The debt hawks are to economics as the creationists are to biology.
Today, September 13, 2010, a debt-hawk named Vincent (I withhold his last name to spare him embarrassment) told me his prediction: Because of “excessive” deficit spending, the U.S. will have hyperinflation next year, 2011. While there is no specific definition of hyperinflation, his definition is 3% a month (which means prices would have to be 43% higher at the end of December 2011, than they will have been next January).
Debt hawks love apocalyptic statements about how America is headed for disaster. They have been predicting massive inflation since 1980, by publishing “debt clocks” and such, and their assurance that China soon will stop buying T-bonds has them in a tizzy.
I’m posting this now as a reminder, which we can revisit at the end of 2011. Vincent, if you read this post, be sure to remind me at the end of next year.
If any readers see any other sky-is-falling, debt hawk predictions, send them to me for posting and later review.
Rodger Malcolm Mitchell
http://www.rodgermitchell.com
No nation can tax itself into prosperity

Hyperinflation only occurs IF and only IF the the masses demand higher wages. Also, the Fed will need to proactively involved to avoid it. However, if these happen then I think by 2013 we’ll have hyperinflation.

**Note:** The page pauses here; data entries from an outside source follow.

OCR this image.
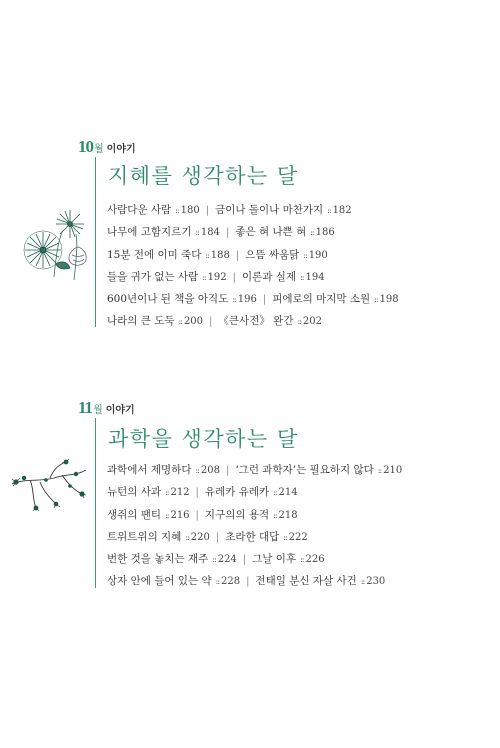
10 월 이야기
사람다운 사람 :: 180 | 금이나 돌이나 마찬가지 :: 182
나무에 고함지르기 :: 184 | 좋은 혀 나쁜 혀 :: 186
15분 전에 이미 죽다 :: 188 | 으뜸 싸움닭 :: 190
들을 귀가 없는 사람 :: 192 | 이론과 실제 :: 194
600년이나 된 책을 아직도 :: 196 | 피에로의 마지막 소원 :: 198
나라의 큰 도둑 :: 200 | 《큰사전》 완간 :: 202
지혜를 생각하는 달
11 월 이야기
과학에서 제명하다 :: 208 | ‘그런 과학자’는 필요하지 않다 :: 210
뉴턴의 사과 :: 212 | 유레카 유레카 :: 214
생쥐의 팬티 :: 216 | 지구의의 용적 :: 218
트위트위의 지혜 :: 220 | 초라한 대답 :: 222
번한 것을 놓치는 재주 :: 224 | 그날 이후 :: 226
상자 안에 들어 있는 약 :: 228 | 전태일 분신 자살 사건 :: 230
과학을 생각하는 달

But more likely it will occur in 2015 due to rising oil prices – as oil starts to peak properly and scarcity forces rationing.
The masses always demand higher wages.
Hyperinflation occurs when a government responds to inflation by printing more money, rather than by raising interest rates — the proper response.
So now we have predictions of hyperinflation for 2011, 2013 and 2015. I’ll save all these predictions, and remind the forecasters when these dates come and go without hyperinflation.
Rodger Malcolm Mitchell
I don’t think raising interest rates are the proper response to inflation as it penalizes people with variable rate mortgages and credit cards,just as too low interest rates penalizes savers and pensioners with bonds.A variable sales tax,and taxing interest income and dividends over 10,000 a year at normal rates rather than at a reduced rate would be better.The variable rate could be as low as .25% to stimulate sales and as high as 10-25% to reduce demand.As long as politicians could be taught taxes are NOT for revenue but to reduce income spread and and control inflation.
Or by raising taxes which has the same fiscal effect – put the excess currency out of use. In the case of taxes permanently.
There will be no hyperinflation in the US, UK or Japan. Taxes are too high for that.
Tax increases reduce the money supply, which historically leads to recessions and depressions. Interest rate increases have not had this adverse effect.
Rodger Malcolm Mitchell
Rodger,
Today is December 6, 2011. According to Vincent, US by now should be experiencing hyperinflation, Has it happening yet? I am still waiting for it!